L'udienza era stata rinviata due volte, a marzo e a giugno, per i problemi di salute di Ratko Mladić,
che da tempo soffre di problemi cardiaci e neurologici e che, nei mesi scorsi, è stato sottoposto a un intervento chirurgico all’intestino. Una situazione che non è bastata ad assicurare un’ulteriore dilazione di tempi: l’ex capo militare dei serbi di Bosnia – condannato nel 2017 in primo grado all’ergastolo per il genocidio di Srebrenica, l’assedio di Sarajevo e altri crimini di guerra durante il conflitto armato in Bosnia del 1992-1995 – ha dunque presenziato al processo d’appello a suo carico, iniziato oggi al Tribunale dell’Aja.
L’ex generale, 78enne, arrestato in Serbia il 26 maggio 2011 al termine di una lunga latitanza, è detenuto nel penitenziario di Scheveningen, alle porte dell’Aja.
Il processo a suo carico per genocidio, crimini di guerra e contro l’umanità è cominciato nel maggio 2012.
Il processo a Mladić si tiene dinanzi al Meccanismo residuale internazionale per i tribunali criminali, l’organismo che ha preso il posto del Tribunale penale internazionale dell’Aja per i crimini nella ex Jugoslavia (Tpi).
La caduta del ‘macellaio di Bosnia’
In fuga per 16 anni, Ratko Mladić viene fermato, all’alba del 26 maggio 2011, a Lazarevo, piccola cittadina serba, suo ultimo rifugio.

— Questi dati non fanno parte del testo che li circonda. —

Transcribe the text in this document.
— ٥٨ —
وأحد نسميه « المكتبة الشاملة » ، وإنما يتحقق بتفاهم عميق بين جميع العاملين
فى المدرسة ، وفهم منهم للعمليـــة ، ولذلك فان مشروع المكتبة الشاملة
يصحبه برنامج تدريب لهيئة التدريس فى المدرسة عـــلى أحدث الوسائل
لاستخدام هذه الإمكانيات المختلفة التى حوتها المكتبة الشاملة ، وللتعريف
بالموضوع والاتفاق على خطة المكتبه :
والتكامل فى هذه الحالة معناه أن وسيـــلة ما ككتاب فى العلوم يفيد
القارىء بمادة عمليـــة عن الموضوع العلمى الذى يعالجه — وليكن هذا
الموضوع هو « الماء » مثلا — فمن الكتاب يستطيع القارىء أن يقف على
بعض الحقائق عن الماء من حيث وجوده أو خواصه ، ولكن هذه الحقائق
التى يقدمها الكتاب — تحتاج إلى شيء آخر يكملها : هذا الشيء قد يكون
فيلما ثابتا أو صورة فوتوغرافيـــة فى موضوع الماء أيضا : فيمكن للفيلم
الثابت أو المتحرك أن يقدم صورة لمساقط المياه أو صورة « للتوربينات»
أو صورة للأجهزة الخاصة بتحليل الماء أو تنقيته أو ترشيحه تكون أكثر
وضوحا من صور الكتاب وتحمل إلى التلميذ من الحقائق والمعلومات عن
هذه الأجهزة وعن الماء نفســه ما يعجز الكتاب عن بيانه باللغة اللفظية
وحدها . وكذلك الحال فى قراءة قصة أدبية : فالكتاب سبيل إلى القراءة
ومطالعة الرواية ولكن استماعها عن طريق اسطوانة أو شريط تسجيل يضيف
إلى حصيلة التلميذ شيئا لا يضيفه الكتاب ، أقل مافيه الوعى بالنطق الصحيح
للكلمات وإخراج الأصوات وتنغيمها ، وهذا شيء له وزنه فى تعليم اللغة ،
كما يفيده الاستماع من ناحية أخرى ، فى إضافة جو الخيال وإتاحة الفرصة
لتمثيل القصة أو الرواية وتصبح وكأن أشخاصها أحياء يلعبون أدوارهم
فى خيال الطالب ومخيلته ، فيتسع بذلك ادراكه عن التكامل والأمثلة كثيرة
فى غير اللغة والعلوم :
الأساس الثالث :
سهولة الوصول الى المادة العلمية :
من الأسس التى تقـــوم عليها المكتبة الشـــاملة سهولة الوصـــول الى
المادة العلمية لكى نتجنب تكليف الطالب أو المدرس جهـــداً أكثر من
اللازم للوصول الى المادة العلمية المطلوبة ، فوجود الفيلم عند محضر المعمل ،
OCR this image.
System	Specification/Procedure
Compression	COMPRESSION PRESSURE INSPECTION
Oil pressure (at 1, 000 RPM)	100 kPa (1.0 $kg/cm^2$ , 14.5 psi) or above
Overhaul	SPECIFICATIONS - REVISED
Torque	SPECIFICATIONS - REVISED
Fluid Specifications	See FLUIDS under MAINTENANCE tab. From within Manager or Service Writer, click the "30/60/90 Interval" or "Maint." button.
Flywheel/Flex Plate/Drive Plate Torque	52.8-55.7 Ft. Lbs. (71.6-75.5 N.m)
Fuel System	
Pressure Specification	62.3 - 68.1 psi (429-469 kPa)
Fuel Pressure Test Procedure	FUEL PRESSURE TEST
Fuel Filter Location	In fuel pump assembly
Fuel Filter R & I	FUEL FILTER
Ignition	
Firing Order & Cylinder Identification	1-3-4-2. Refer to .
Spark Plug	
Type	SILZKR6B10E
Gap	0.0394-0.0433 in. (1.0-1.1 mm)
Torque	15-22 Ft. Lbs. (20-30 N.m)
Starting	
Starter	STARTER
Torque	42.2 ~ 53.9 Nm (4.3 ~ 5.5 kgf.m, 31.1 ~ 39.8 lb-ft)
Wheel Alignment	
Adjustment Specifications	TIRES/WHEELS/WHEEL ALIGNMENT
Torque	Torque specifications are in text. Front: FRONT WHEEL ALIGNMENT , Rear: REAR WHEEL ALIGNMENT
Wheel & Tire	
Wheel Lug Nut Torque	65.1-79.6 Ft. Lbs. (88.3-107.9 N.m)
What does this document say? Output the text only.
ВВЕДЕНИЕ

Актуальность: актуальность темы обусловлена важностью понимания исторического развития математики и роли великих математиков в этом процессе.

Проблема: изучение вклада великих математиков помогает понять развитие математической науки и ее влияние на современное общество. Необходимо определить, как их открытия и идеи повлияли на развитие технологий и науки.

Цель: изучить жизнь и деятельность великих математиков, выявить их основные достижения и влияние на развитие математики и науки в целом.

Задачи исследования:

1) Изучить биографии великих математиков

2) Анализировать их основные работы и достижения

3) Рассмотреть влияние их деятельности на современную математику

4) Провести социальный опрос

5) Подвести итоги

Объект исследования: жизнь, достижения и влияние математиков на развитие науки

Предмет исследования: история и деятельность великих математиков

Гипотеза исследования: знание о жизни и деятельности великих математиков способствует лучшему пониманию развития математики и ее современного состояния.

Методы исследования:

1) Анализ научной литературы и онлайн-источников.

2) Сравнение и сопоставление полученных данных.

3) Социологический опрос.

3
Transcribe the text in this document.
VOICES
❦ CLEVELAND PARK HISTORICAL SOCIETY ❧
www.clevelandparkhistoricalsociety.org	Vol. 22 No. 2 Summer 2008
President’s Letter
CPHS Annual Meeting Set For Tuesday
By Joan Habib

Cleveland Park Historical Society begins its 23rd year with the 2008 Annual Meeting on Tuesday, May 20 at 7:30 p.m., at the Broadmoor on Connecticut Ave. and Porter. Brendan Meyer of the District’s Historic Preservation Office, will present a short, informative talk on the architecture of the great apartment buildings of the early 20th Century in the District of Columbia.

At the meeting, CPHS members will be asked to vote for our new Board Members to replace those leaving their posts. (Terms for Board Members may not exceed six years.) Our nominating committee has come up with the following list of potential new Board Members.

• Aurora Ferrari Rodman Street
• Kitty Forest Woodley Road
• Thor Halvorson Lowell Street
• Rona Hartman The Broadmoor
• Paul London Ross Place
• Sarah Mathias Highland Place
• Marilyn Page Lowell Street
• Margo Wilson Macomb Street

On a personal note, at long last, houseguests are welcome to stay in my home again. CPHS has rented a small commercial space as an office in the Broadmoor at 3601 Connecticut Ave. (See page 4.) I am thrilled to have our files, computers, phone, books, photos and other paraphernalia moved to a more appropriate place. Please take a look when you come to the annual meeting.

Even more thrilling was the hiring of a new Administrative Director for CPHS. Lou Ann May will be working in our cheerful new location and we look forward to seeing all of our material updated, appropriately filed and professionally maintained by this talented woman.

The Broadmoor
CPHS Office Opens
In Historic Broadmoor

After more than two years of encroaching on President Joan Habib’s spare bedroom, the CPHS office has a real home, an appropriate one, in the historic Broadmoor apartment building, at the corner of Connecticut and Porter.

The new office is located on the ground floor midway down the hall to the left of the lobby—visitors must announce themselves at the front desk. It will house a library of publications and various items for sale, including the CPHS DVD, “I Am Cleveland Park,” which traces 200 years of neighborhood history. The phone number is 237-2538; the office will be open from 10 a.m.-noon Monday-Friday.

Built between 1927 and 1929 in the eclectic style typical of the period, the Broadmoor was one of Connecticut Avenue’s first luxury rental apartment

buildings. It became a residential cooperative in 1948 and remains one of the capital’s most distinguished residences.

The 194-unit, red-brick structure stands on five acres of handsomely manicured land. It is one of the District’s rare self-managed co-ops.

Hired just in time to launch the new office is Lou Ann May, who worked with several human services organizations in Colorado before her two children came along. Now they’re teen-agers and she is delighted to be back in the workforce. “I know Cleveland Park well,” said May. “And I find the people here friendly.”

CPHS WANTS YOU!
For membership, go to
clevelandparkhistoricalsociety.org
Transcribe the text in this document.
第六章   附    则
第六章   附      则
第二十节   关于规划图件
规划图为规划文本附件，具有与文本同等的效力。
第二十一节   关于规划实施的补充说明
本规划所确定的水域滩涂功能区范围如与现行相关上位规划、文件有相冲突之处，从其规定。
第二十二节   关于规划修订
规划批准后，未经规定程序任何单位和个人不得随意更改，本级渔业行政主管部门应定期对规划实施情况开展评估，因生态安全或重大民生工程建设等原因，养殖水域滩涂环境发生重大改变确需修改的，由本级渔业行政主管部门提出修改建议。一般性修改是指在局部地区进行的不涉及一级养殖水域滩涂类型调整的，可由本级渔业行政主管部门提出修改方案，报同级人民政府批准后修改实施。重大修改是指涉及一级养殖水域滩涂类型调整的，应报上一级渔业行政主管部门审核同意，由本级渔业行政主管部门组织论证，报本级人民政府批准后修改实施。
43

Si fa chiamare con un nome diverso, Milorad Komadic, e – oltre alle generalità – ha cambiato tutto, tenendo nascosto il suo passato.
A smascherarlo è un test del dna.
Militare di carriera, ufficiale alla guida delle unità dell’esercito della Repubblica serba di Bosnia ed Erzegovina negli anni del conflitto, Mladić milita a lungo nella Lega dei comunisti di Jugoslavia.
Gli inizi della sua carriera militare risalgono al 1965 nell’Armata popolare jugoslava.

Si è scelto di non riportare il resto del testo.